Hablar de escándalo en estos tres casos sería impropio. Sólo hay escándalo cuando existe un sistema moral vulnerado por el hecho escandaloso. Eso es lo que subleva a toda o parte de la sociedad. Lo que vemos, en estos episodios, es más bien el eclipse de toda moral, simples espectáculos, utilizados, por quienes los defienden o los condenan, no en nombre de principios y valores sobre los que existiría alguna forma de consenso social, sino de intereses políticos, reflejos condicionados ideológicos, frivolidad y una chismografía mediática que los redime de toda connotación ética y los convierte en diversión para el gran público. Para la cultura imperante, sólo es lícito condenarlos desde un punto de vista estético y sostener, sin caer en el ridículo, que es una vulgaridad violar niñas, ir a Tailandia como hace la plebe a alquilar muchachos y contratar hetairas para las fiestas palaciegas ¡y luego hacerlas candidatas al Parlamento Europeo! Todo eso revela mal gusto, una imaginación sexual burda y cochambrosa.

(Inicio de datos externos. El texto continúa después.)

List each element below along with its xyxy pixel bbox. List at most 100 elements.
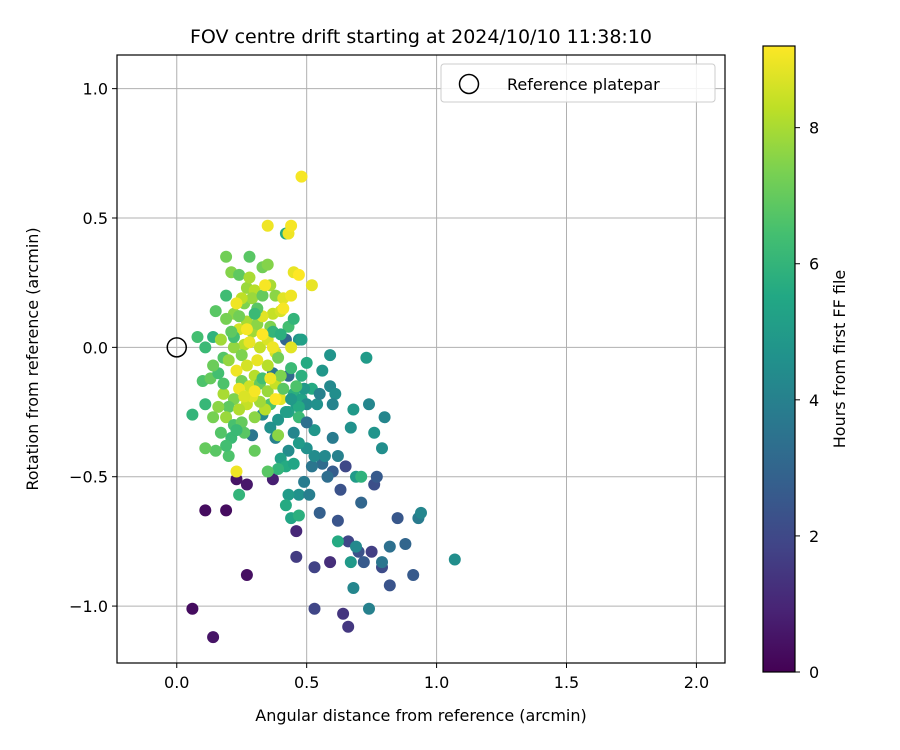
data-point — [355, 496, 368, 509]
colorbar-gradient — [762, 45, 796, 673]
data-point — [295, 333, 308, 346]
data-point — [344, 421, 357, 434]
data-point — [212, 400, 225, 413]
data-point — [186, 602, 199, 615]
data-point — [256, 289, 269, 302]
x-tick-label: 0.5 — [294, 673, 319, 692]
legend: Reference platepar — [440, 63, 716, 103]
data-point — [220, 439, 233, 452]
data-point — [240, 569, 253, 581]
colorbar-tick-label: 6 — [809, 255, 819, 274]
data-point — [316, 364, 329, 377]
data-point — [298, 475, 311, 488]
data-point — [313, 506, 326, 519]
plot-area — [117, 55, 725, 663]
data-point — [331, 450, 344, 462]
data-points — [186, 170, 461, 644]
y-axis-title: Rotation from reference (arcmin) — [23, 227, 42, 490]
data-point — [240, 359, 253, 372]
data-point — [279, 499, 292, 512]
data-point — [235, 349, 248, 362]
colorbar-label: Hours from first FF file — [830, 270, 849, 449]
data-point — [295, 170, 308, 183]
data-point — [277, 302, 290, 315]
data-point — [337, 607, 350, 620]
data-point — [220, 504, 233, 517]
data-point — [287, 426, 300, 439]
data-point — [233, 488, 246, 501]
data-point — [186, 408, 199, 421]
colorbar-tick-label: 2 — [809, 527, 819, 546]
data-point — [391, 512, 404, 525]
data-point — [259, 279, 272, 292]
data-point — [318, 450, 331, 462]
data-point — [305, 460, 318, 473]
data-point — [399, 538, 412, 550]
data-point — [269, 393, 282, 406]
y-tick-label: 0.5 — [83, 209, 108, 228]
data-point — [300, 356, 313, 369]
data-point — [308, 450, 321, 462]
data-point — [376, 442, 388, 455]
data-point — [272, 463, 285, 475]
data-point — [222, 450, 235, 462]
data-point — [290, 380, 303, 393]
x-tick-label: 0.0 — [164, 673, 189, 692]
data-point — [365, 545, 378, 558]
data-point — [290, 525, 303, 538]
data-point — [287, 312, 300, 325]
x-tick-label: 1.5 — [554, 673, 579, 692]
data-point — [326, 398, 339, 411]
data-point — [233, 268, 246, 281]
data-point — [240, 323, 253, 336]
data-point — [199, 398, 212, 411]
data-point — [303, 488, 316, 501]
data-point — [292, 437, 305, 450]
y-tick-label: −0.5 — [69, 468, 108, 487]
data-point — [368, 426, 381, 439]
data-point — [287, 457, 300, 470]
data-point — [230, 297, 243, 310]
data-point — [279, 406, 292, 418]
data-point — [274, 328, 287, 341]
colorbar-tick-label: 4 — [809, 391, 819, 410]
x-axis-title: Angular distance from reference (arcmin) — [255, 706, 586, 725]
data-point — [272, 351, 285, 364]
colorbar: 0 2 4 6 8 Hours from first FF file — [762, 45, 849, 682]
data-point — [217, 387, 230, 400]
data-point — [415, 506, 427, 519]
data-point — [230, 424, 243, 437]
data-point — [282, 444, 295, 457]
plot-frame — [116, 54, 726, 664]
data-point — [274, 369, 287, 382]
data-point — [370, 470, 383, 483]
data-point — [350, 540, 362, 553]
data-point — [199, 504, 212, 517]
data-point — [207, 631, 220, 644]
data-point — [308, 561, 321, 574]
data-point — [214, 333, 227, 346]
data-point — [233, 310, 246, 323]
data-point — [347, 582, 360, 594]
data-point — [261, 385, 274, 398]
data-point — [344, 556, 357, 569]
data-point — [285, 341, 298, 354]
data-point — [324, 349, 337, 362]
data-point — [261, 219, 274, 232]
data-point — [243, 336, 256, 349]
data-point — [285, 289, 298, 302]
colorbar-tick-label: 0 — [809, 663, 819, 682]
data-point — [308, 602, 321, 615]
data-point — [326, 431, 339, 444]
data-point — [248, 385, 261, 398]
data-point — [285, 393, 298, 406]
data-point — [407, 569, 420, 581]
data-point — [378, 411, 391, 424]
data-point — [243, 250, 256, 263]
data-point — [448, 553, 461, 566]
legend-box — [440, 63, 716, 103]
data-point — [329, 387, 342, 400]
data-point — [355, 470, 368, 483]
data-point — [383, 540, 396, 553]
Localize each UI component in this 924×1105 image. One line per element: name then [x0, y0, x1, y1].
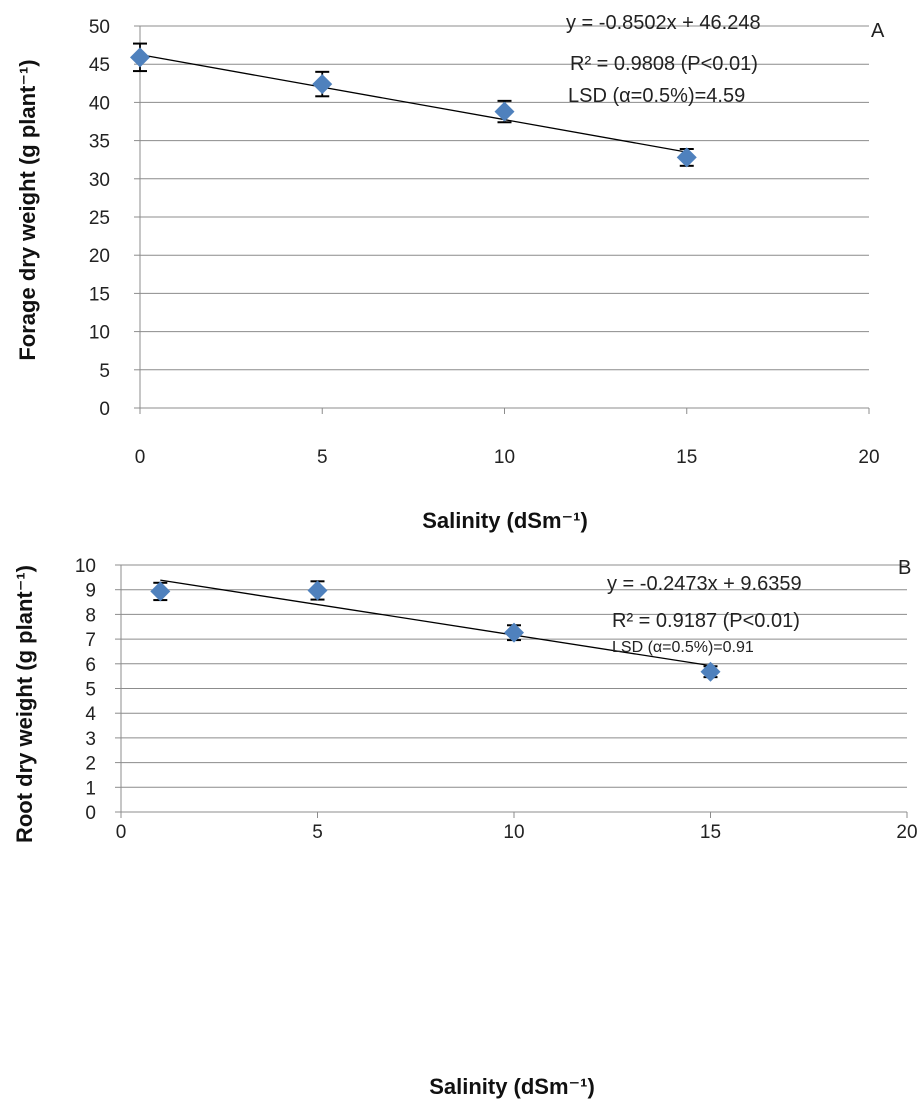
- panel-a-data-point: [312, 74, 333, 95]
- panel-b-y-tick-label: 3: [85, 729, 96, 750]
- panel-a-lsd: LSD (α=0.5%)=4.59: [568, 85, 745, 107]
- panel-b-y-tick-label: 9: [85, 581, 96, 602]
- panel-a-y-tick-label: 30: [89, 170, 110, 191]
- panel-a-x-tick-label: 10: [494, 447, 515, 468]
- panel-b-axes: [115, 564, 908, 818]
- panel-b-chart: 0 1 2 3 4 5 6 7 8 9 10 0 5 10 15 20 y = -0.2473x + 9.6…: [12, 556, 918, 1099]
- panel-b-y-tick-label: 8: [85, 605, 96, 626]
- panel-b-letter: B: [898, 557, 911, 579]
- panel-a-y-tick-label: 20: [89, 246, 110, 267]
- panel-b-y-axis-title: Root dry weight (g plant⁻¹): [12, 565, 37, 843]
- panel-a-y-tick-label: 35: [89, 132, 110, 153]
- panel-a-y-tick-label: 50: [89, 17, 110, 38]
- panel-b-data-point: [307, 580, 328, 601]
- panel-b-x-tick-label: 20: [896, 822, 917, 843]
- panel-a-grid: [140, 25, 869, 371]
- panel-a-data-point: [494, 101, 515, 122]
- panel-b-y-tick-label: 5: [85, 680, 96, 701]
- panel-a-y-ticks: 0 5 10 15 20 25 30 35 40 45 50: [89, 17, 110, 420]
- panel-a-x-axis-title: Salinity (dSm⁻¹): [422, 508, 588, 533]
- panel-a-r2: R² = 0.9808 (P<0.01): [570, 53, 758, 75]
- panel-b-x-axis-title: Salinity (dSm⁻¹): [429, 1074, 595, 1099]
- panel-a-data-point: [130, 47, 150, 68]
- panel-a-y-axis-title: Forage dry weight (g plant⁻¹): [15, 59, 40, 360]
- panel-a-axes: [134, 25, 870, 414]
- panel-b-r2: R² = 0.9187 (P<0.01): [612, 610, 800, 632]
- panel-a-y-tick-label: 25: [89, 208, 110, 229]
- panel-a-x-ticks: 0 5 10 15 20: [135, 447, 880, 468]
- panel-b-y-tick-label: 1: [85, 778, 96, 799]
- panel-b-y-tick-label: 7: [85, 630, 96, 651]
- panel-b-y-tick-label: 6: [85, 655, 96, 676]
- panel-a-trendline-layer: [139, 54, 687, 153]
- panel-a-y-tick-label: 5: [99, 361, 110, 382]
- panel-b-x-tick-label: 5: [312, 822, 323, 843]
- panel-a-chart: 0 5 10 15 20 25 30 35 40 45 50 0 5 10 15 20 y = -0.850…: [15, 12, 885, 533]
- panel-b-data-point: [504, 622, 524, 643]
- panel-a-y-tick-label: 15: [89, 284, 110, 305]
- panel-a-x-tick-label: 0: [135, 447, 146, 468]
- panel-a-data-point: [676, 147, 697, 168]
- panel-b-y-tick-label: 2: [85, 754, 96, 775]
- panel-b-y-tick-label: 4: [85, 704, 96, 725]
- panel-b-points: [150, 580, 721, 682]
- panel-b-x-tick-label: 0: [116, 822, 127, 843]
- panel-b-lsd: LSD (α=0.5%)=0.91: [612, 639, 754, 656]
- panel-b-y-tick-label: 0: [85, 803, 96, 824]
- panel-b-trendline: [160, 579, 711, 667]
- panel-a-letter: A: [871, 20, 885, 42]
- panel-b-y-ticks: 0 1 2 3 4 5 6 7 8 9 10: [75, 556, 97, 824]
- panel-a-equation: y = -0.8502x + 46.248: [566, 12, 761, 34]
- panel-a-y-tick-label: 40: [89, 93, 110, 114]
- panel-b-x-ticks: 0 5 10 15 20: [116, 822, 918, 843]
- panel-a-x-tick-label: 5: [317, 447, 328, 468]
- panel-b-trendline-layer: [160, 579, 711, 667]
- panel-b-grid: [121, 564, 907, 788]
- panel-b-x-tick-label: 15: [700, 822, 721, 843]
- panel-b-y-tick-label: 10: [75, 556, 96, 577]
- panel-b-data-point: [700, 661, 721, 682]
- panel-a-y-tick-label: 0: [99, 399, 110, 420]
- panel-b-equation: y = -0.2473x + 9.6359: [607, 573, 802, 595]
- panel-a-y-tick-label: 10: [89, 323, 110, 344]
- panel-a-x-tick-label: 15: [676, 447, 697, 468]
- panel-a-points: [130, 42, 697, 168]
- panel-b-data-point: [150, 581, 171, 602]
- panel-a-trendline: [139, 54, 687, 153]
- panel-a-y-tick-label: 45: [89, 55, 110, 76]
- panel-a-x-tick-label: 20: [858, 447, 879, 468]
- panel-b-x-tick-label: 10: [503, 822, 524, 843]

La generación a la que pertenezco dio varias batallas: por la revolución, el comunismo, la emancipación de la mujer, la libertad religiosa y la libertad sexual. Parecía que, habiendo perdido todas las otras, por lo menos en Occidente habíamos ganado esta última. Episodios como los que resumo en esta nota muestran que creer semejante cosa es una ilusión. ¿Qué clase de libertad sexual hay detrás de las villanías de este trío? Abusar de una niña de 13 años, gozar con adolescentes que son esclavos sexuales por culpa del hambre y la violencia y convertir en un burdel el poder al que se ha llegado mediante el voto de millones de ingenuos, son acciones que hacen escarnio de la libertad que precisamente clama porque en la vida sexual desaparezca esa relación de amo y esclavo que, en estos tres casos, se manifiesta de manera flagrante. La libertad sexual es en ellos una patente de corso que permite a quienes tienen fama, dinero o poder, materializar de manera impune sus deseos degradando a los más débiles. Apuesto mi cabeza que los tres héroes de estas historias reprobaron escandalizados las violaciones y abusos sexuales de niños en los colegios religiosos que han llevado al borde de la ruina a la Iglesia Católica en países como Estados Unidos e Irlanda, por las sumas enormes con que han debido compensar a las víctimas. Ni ellos ni sus defensores parecen conscientes de que sus proezas son todavía menos excusables que las de los curas pedófilos por la posición de privilegio que tienen y de la que abusaron, envileciendo con sus actos la noción misma de libertad. Cuánta razón tenía Georges Bataille cuando pronosticaba que la supuesta sociedad "permisiva" serviría para acabar con el erotismo pero no con la brutalidad sexual.